The shift to an all-payer model represents an ambitious, long-term transformation of the state’s health care system with multiple benefits, Smith wrote, including better outcomes for patients and more efficient use of health care dollars.
“Although there is still much work to be accomplished in this area, it is fair to say that an assessment that does not highlight the complexity of the change that is being undertaken nor acknowledge realistic timeframes for measurable results may leave a reader without a clear picture of performance,” Smith wrote.
Kevin Mullin, chair of the Green Mountain Care Board, had a similar response, noting that any analysis of an all-payer program required a "holistic" assessment instead of a strict "return on investment analysis."
OneCare has struggled to sign up sufficient numbers of patients.

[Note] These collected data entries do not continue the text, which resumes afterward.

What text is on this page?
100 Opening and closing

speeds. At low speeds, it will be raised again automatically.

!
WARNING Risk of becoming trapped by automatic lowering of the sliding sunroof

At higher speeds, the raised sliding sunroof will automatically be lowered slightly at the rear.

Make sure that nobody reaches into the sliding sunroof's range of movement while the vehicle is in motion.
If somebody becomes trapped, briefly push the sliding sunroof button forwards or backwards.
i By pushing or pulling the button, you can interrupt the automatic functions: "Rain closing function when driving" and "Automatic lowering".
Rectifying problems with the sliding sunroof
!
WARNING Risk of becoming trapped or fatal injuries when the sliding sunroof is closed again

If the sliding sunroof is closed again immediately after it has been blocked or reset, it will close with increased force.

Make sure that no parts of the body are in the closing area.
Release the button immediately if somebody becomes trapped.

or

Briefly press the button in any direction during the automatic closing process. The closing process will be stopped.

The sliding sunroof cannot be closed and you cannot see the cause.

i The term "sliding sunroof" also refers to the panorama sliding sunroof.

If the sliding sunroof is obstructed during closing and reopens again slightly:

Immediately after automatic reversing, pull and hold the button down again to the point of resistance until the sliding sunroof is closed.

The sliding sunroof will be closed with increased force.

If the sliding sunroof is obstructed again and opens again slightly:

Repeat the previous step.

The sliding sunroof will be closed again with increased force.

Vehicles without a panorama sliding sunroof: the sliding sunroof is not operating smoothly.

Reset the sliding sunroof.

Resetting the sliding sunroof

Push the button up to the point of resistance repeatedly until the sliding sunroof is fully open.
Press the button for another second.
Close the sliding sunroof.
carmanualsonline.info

Last year, the Green Mountain Care Board receive a notice from the Centers for Medicare and Medicaid Services warning the state that OneCare had missed its registration targets in 2018 and 2019.
Earlier this year, most state employees' health plans moved to OneCare.
OneCare says that 270,000 Vermonters were covered by the program at the beginning of 2021, or about 42 percent of those eligible. The goal is to get to 70 percent by 2022.
“Ultimately, we disagree with the general conclusions and perspectives in this report and believe it fails to capture the benefits of a value-based care transformation in Vermont," Vicki Loner, OneCare Vermont CEO, said in a statement, adding that "this work takes time and investment."
The suggestion that it’s too soon to draw conclusions about the program, and whether the state should commit to another five-year contract with OneCare in 2022, rubs Hoffer the wrong way.
He issued a report last year that that stressed the need for the Green Mountain Care Board to be clear how it would evaluate the costs and saving of OneCare, but the board has yet to establish a methodology for doing so, he wrote.
“If now is too soon, then when exactly are Vermonters entitled to call the question on whether their money-saving investments are actually going to save them money? Next year? In five years? Ten? Twenty?” Hoffer wrote.